Trematochampsidae Temporal range: 130–66.5 Ma PreꞒ Ꞓ O S D C P T J K Pg N Early to Late Cretaceous

Scientific classification
- Kingdom: Animalia
- Phylum: Chordata
- Class: Reptilia
- Clade: Archosauria
- Clade: Pseudosuchia
- Clade: Crocodylomorpha
- Clade: Metasuchia
- Family: †Trematochampsidae Buffetaut, 1974
- Genera: †Amargasuchus? †Baharijodon? †Barreirosuchus †Miadanasuchus? †Trematochampsa

= Trematochampsidae =

Extinct family of reptiles

Trematochampsidae is an extinct family of mesoeucrocodylian crocodyliforms. Fossils are present from Madagascar, Morocco, Niger, Argentina, and Brazil (in the case of Caririsuchus, where some specimens have been found in the Romualdo Member of the Santana Formation). Possible trematochampsids have been found from Spain and France, but classification past the family level is indeterminant. The trematochampsids first appeared during the Barremian stage of the Early Cretaceous and became extinct during the late Maastrichtian stage of the Late Cretaceous.

==Description==
Trematochampsids are deep-snouted and have a ziphodont tooth structure. The dentition differs from most other crocodilians in that the teeth are recurved, serrated, and lateromedially compressed. This may be an adaptation to a terrestrial or at least semiterrestrial lifestyle as such teeth would be better suited for cutting and tearing into prey as opposed to capturing them and holding them underwater. Despite this, most trematochampsids are presumed to have been aquatic.

==Taxonomy==
There has been much controversy surrounding the family's phylogeny, and the group's monophyly has been questioned. Relations between taxa within the family are also poorly understood. Many crocodylomorphs such as Mahajangasuchus, Bergisuchus and Iberosuchus had originally been assigned to Trematochapsidae but have since been assigned to the family Sebecidae or put into their own families. Neogene sebecosuchians of Europe have been reclassified as trematochampsids but have recently been supported as true sebecosuchians as was originally proposed.

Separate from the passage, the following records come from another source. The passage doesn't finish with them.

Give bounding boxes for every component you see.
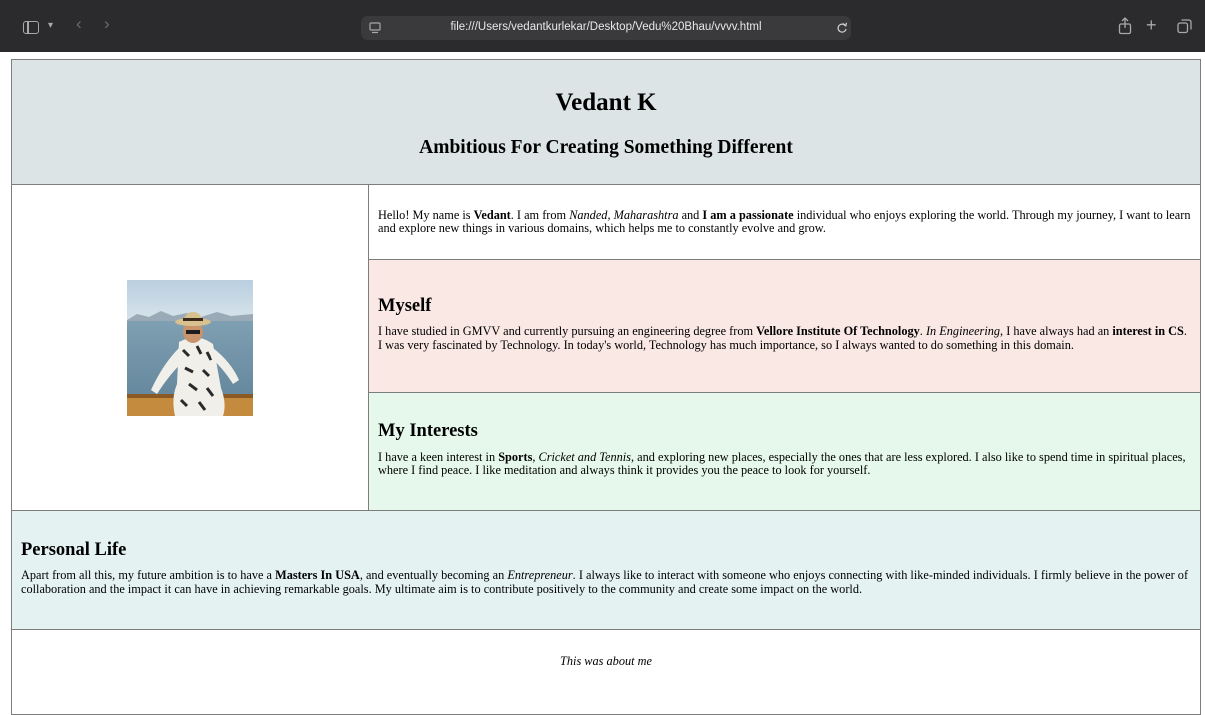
personal-life-section: Personal Life Apart from all this, my fu… (11, 510, 1201, 630)
interests-heading: My Interests (378, 421, 478, 442)
plus-icon[interactable]: + (1146, 16, 1157, 34)
browser-toolbar: ▾ ‹ › file:///Users/vedantkurlekar/Deskt… (0, 0, 1205, 52)
myself-paragraph: I have studied in GMVV and currently pur… (378, 324, 1187, 352)
interests-paragraph: I have a keen interest in Sports, Cricke… (378, 449, 1186, 478)
page-content: Vedant K Ambitious For Creating Somethin… (0, 52, 1205, 715)
sidebar-icon[interactable] (23, 21, 39, 34)
footer-section: This was about me (11, 629, 1201, 715)
profile-photo (127, 279, 253, 416)
personal-life-heading: Personal Life (21, 539, 127, 560)
photo-section (11, 184, 369, 511)
intro-section: Hello! My name is Vedant. I am from Nand… (368, 184, 1201, 260)
address-bar[interactable]: file:///Users/vedantkurlekar/Desktop/Ved… (361, 16, 851, 40)
header-section: Vedant K Ambitious For Creating Somethin… (11, 59, 1201, 185)
share-icon[interactable] (1118, 17, 1132, 35)
footer-text: This was about me (560, 654, 652, 668)
interests-section: My Interests I have a keen interest in S… (368, 392, 1201, 511)
reload-icon[interactable] (836, 22, 848, 34)
profile-table: Vedant K Ambitious For Creating Somethin… (11, 59, 1201, 715)
myself-heading: Myself (378, 295, 432, 316)
intro-paragraph: Hello! My name is Vedant. I am from Nand… (378, 207, 1191, 235)
page-title: Vedant K (555, 89, 657, 116)
myself-section: Myself I have studied in GMVV and curren… (368, 259, 1201, 393)
chevron-left-icon[interactable]: ‹ (76, 15, 82, 32)
tagline: Ambitious For Creating Something Differe… (419, 137, 793, 158)
chevron-down-icon[interactable]: ▾ (48, 18, 53, 34)
address-url: file:///Users/vedantkurlekar/Desktop/Ved… (450, 21, 762, 33)
personal-life-paragraph: Apart from all this, my future ambition … (21, 568, 1189, 596)
tab-overview-icon[interactable] (1177, 19, 1192, 34)
chevron-right-icon[interactable]: › (104, 15, 110, 32)
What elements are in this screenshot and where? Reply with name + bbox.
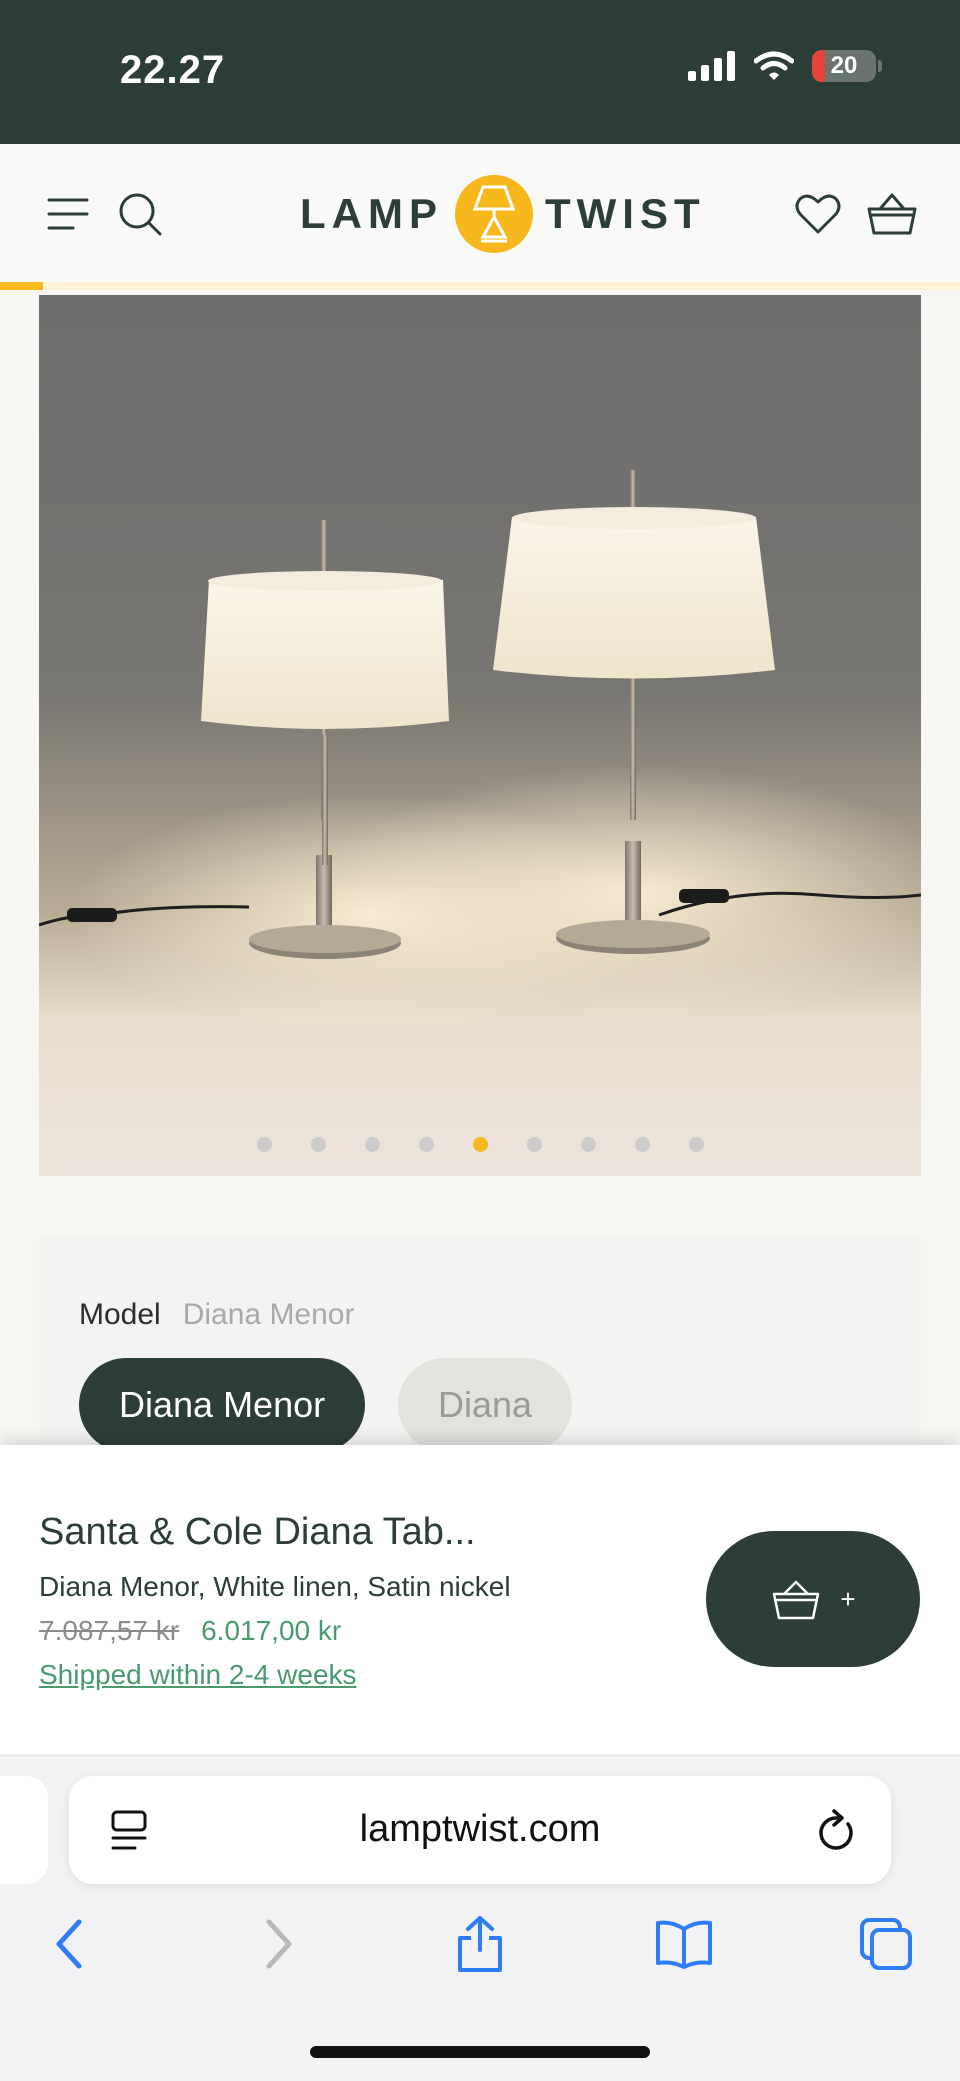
add-to-cart-plus: + <box>840 1583 856 1614</box>
scroll-progress-bar <box>0 282 960 290</box>
model-option-diana-menor[interactable]: Diana Menor <box>79 1358 366 1452</box>
gallery-dot[interactable] <box>310 1137 326 1152</box>
forward-icon[interactable] <box>248 1914 308 1974</box>
status-indicators: 20 <box>688 50 882 82</box>
add-to-cart-button[interactable]: + <box>706 1531 920 1667</box>
gallery-dot[interactable] <box>256 1137 272 1152</box>
basket-icon <box>773 1580 820 1620</box>
logo-text-left: LAMP <box>300 190 443 237</box>
product-image <box>39 470 921 1035</box>
model-selected-value: Diana Menor <box>182 1298 355 1331</box>
logo-text-right: TWIST <box>545 190 706 237</box>
sticky-buy-bar: Santa & Cole Diana Tab... Diana Menor, W… <box>0 1445 960 1755</box>
site-logo[interactable]: LAMP TWIST <box>300 172 706 256</box>
gallery-dot[interactable] <box>634 1137 650 1152</box>
browser-toolbar: lamptwist.com <box>0 1755 960 2081</box>
battery-text: 20 <box>830 52 858 79</box>
battery-icon: 20 <box>812 50 876 82</box>
current-price: 6.017,00 kr <box>201 1615 342 1646</box>
search-icon[interactable] <box>110 184 170 244</box>
gallery-dot[interactable] <box>472 1137 488 1152</box>
gallery-dot[interactable] <box>418 1137 434 1152</box>
gallery-pagination <box>39 1137 921 1152</box>
wifi-icon <box>754 51 794 80</box>
bookmarks-icon[interactable] <box>654 1914 714 1974</box>
home-indicator[interactable] <box>310 2046 650 2058</box>
product-title[interactable]: Santa & Cole Diana Tab... <box>39 1511 476 1554</box>
battery-indicator: 20 <box>812 50 882 82</box>
address-bar[interactable]: lamptwist.com <box>69 1776 891 1884</box>
heart-icon[interactable] <box>788 184 848 244</box>
gallery-dot[interactable] <box>688 1137 704 1152</box>
menu-icon[interactable] <box>38 184 98 244</box>
previous-tab-preview[interactable] <box>0 1776 48 1884</box>
site-header: LAMP TWIST <box>0 144 960 284</box>
battery-cap <box>878 60 882 72</box>
share-icon[interactable] <box>450 1914 510 1974</box>
price-row: 7.087,57 kr 6.017,00 kr <box>39 1615 341 1647</box>
gallery-dot[interactable] <box>526 1137 542 1152</box>
url-text: lamptwist.com <box>359 1808 601 1850</box>
gallery-dot[interactable] <box>580 1137 596 1152</box>
scroll-progress-fill <box>0 282 44 290</box>
model-label: Model <box>79 1298 161 1331</box>
status-time: 22.27 <box>120 48 226 92</box>
tabs-icon[interactable] <box>856 1914 916 1974</box>
product-variant: Diana Menor, White linen, Satin nickel <box>39 1571 511 1602</box>
old-price: 7.087,57 kr <box>39 1615 180 1646</box>
signal-icon <box>688 51 735 81</box>
back-icon[interactable] <box>40 1914 100 1974</box>
lamp-logo-icon <box>455 175 533 253</box>
basket-icon[interactable] <box>862 184 922 244</box>
shipping-info-link[interactable]: Shipped within 2-4 weeks <box>39 1659 357 1691</box>
reload-icon[interactable] <box>815 1808 857 1859</box>
gallery-dot[interactable] <box>364 1137 380 1152</box>
variant-options-card: Model Diana Menor Diana Menor Diana <box>39 1236 921 1456</box>
model-row: Model Diana Menor <box>79 1298 354 1332</box>
status-bar: 22.27 20 <box>0 0 960 144</box>
product-image-gallery[interactable] <box>39 295 921 1176</box>
model-option-diana[interactable]: Diana <box>398 1358 573 1452</box>
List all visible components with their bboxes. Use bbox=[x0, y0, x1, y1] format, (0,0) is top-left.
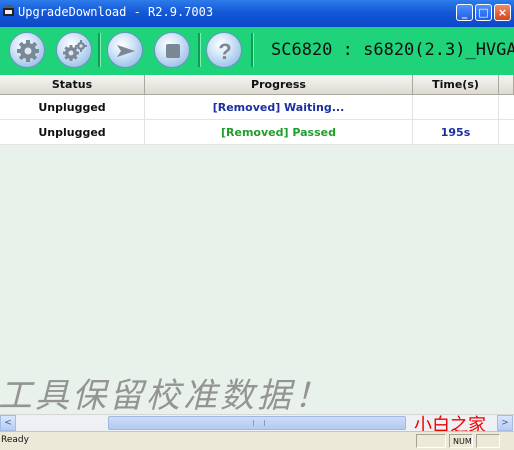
chip-info-label: SC6820 : s6820(2.3)_HVGA_X bbox=[271, 40, 514, 60]
arrow-left-icon: < bbox=[4, 418, 12, 428]
status-panel-empty bbox=[476, 434, 500, 448]
question-mark-icon: ? bbox=[218, 39, 231, 64]
progress-cell: [Removed] Waiting... bbox=[145, 95, 413, 119]
scrollbar-thumb[interactable] bbox=[108, 416, 406, 430]
time-cell: 195s bbox=[413, 120, 499, 144]
gear-icon bbox=[17, 40, 39, 62]
status-text: Ready bbox=[1, 435, 29, 445]
minimize-button[interactable]: _ bbox=[456, 4, 473, 21]
start-button[interactable] bbox=[107, 32, 143, 68]
status-cell: Unplugged bbox=[0, 120, 145, 144]
title-bar[interactable]: UpgradeDownload - R2.9.7003 _ □ × bbox=[0, 0, 514, 27]
column-header-time[interactable]: Time(s) bbox=[413, 75, 499, 95]
settings-button[interactable] bbox=[9, 32, 45, 68]
toolbar-separator bbox=[98, 33, 101, 67]
options-button[interactable] bbox=[56, 32, 92, 68]
time-cell bbox=[413, 95, 499, 119]
window-title: UpgradeDownload - R2.9.7003 bbox=[18, 5, 214, 19]
column-header-status[interactable]: Status bbox=[0, 75, 145, 95]
column-header-extra[interactable] bbox=[499, 75, 514, 95]
play-arrow-icon bbox=[117, 45, 135, 57]
arrow-right-icon: > bbox=[501, 418, 509, 428]
watermark-text: 工具保留校准数据！ bbox=[0, 376, 331, 416]
table-row[interactable]: Unplugged [Removed] Waiting... bbox=[0, 95, 514, 120]
scroll-right-button[interactable]: > bbox=[497, 415, 513, 431]
status-cell: Unplugged bbox=[0, 95, 145, 119]
status-bar: Ready NUM bbox=[0, 431, 514, 450]
maximize-button[interactable]: □ bbox=[475, 4, 492, 21]
help-glyph: ? bbox=[218, 39, 231, 64]
toolbar-separator bbox=[198, 33, 201, 67]
gears-icon bbox=[63, 40, 87, 61]
stop-button[interactable] bbox=[154, 32, 190, 68]
stop-square-icon bbox=[166, 44, 180, 58]
help-button[interactable]: ? bbox=[206, 32, 242, 68]
maximize-icon: □ bbox=[478, 6, 489, 19]
minimize-icon: _ bbox=[461, 6, 468, 19]
app-icon bbox=[3, 5, 14, 16]
toolbar-separator bbox=[251, 33, 254, 67]
grip-icon bbox=[253, 420, 265, 426]
close-button[interactable]: × bbox=[494, 4, 511, 21]
table-row[interactable]: Unplugged [Removed] Passed 195s bbox=[0, 120, 514, 145]
num-lock-indicator: NUM bbox=[449, 434, 473, 448]
progress-cell: [Removed] Passed bbox=[145, 120, 413, 144]
close-icon: × bbox=[497, 6, 508, 19]
column-header-progress[interactable]: Progress bbox=[145, 75, 413, 95]
scroll-left-button[interactable]: < bbox=[0, 415, 16, 431]
status-panel-empty bbox=[416, 434, 446, 448]
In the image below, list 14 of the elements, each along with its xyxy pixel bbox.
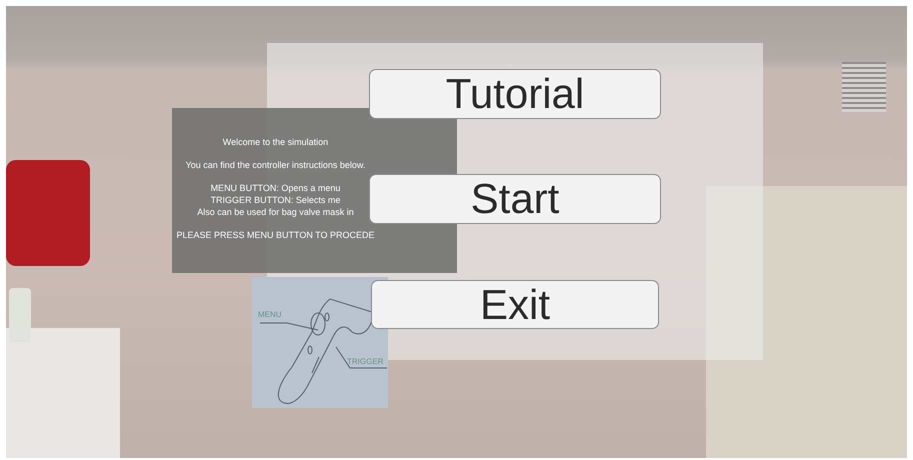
- leader-line: [260, 322, 318, 330]
- menu-button[interactable]: Exit: [371, 280, 659, 329]
- menu-button[interactable]: Tutorial: [369, 69, 661, 119]
- leader-line: [336, 346, 388, 368]
- instruction-text: TRIGGER BUTTON: Selects me: [210, 194, 342, 206]
- wall-vent-drawing: [842, 62, 886, 112]
- instruction-text: PLEASE PRESS MENU BUTTON TO PROCEDE: [175, 229, 376, 241]
- instruction-text: Also can be used for bag valve mask in: [196, 206, 355, 218]
- instruction-text: MENU BUTTON: Opens a menu: [210, 182, 342, 194]
- controller-label: TRIGGER: [347, 357, 384, 366]
- controller-label: MENU: [258, 310, 282, 319]
- instruction-text: Welcome to the simulation: [222, 136, 330, 148]
- instruction-text: You can find the controller instructions below.: [184, 159, 366, 171]
- menu-button[interactable]: Start: [369, 174, 661, 224]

Itasuchus had originally been assigned to Trematochapsidae. The phylogenetic analysis of Carvalho et al. (2004) found a sister relations between Malawisuchus and Itasuchus. They named this node family Itasuchidae, and found it to be a member of Peirosauroidea. However, their analysis didn't include any neosuchians or (other than Itasuchus) trematochampsids. All more recent phylogenetic analyses found a close relations between Trematochapsidae and Peirosauridae, and the two clades might be synonymous. Recent studies suggest that Itasuchus is a trematochampsid (and not closely related to the more derived notosuchian Malawisuchus). In 2012, the new trematochampsid Barreirosuchus was described from the Bauru Basin as Itasuchus and it shares with it, and with Caririsuchus camposi from the Araripe Basin, several synapomorphies that are absent in other trematochampsids and peirosaurids. The cladistic analysis of Rukwasuchus found Trematochampsa a member of Peirosauridae.

More recently, Trematochampsa taqueti was declared a nomen dubium by Meunier and Larsson (2018), who found that the materials assigned to it were from several different taxa. They also recommended that the taxon Trematochampsidae be abandoned.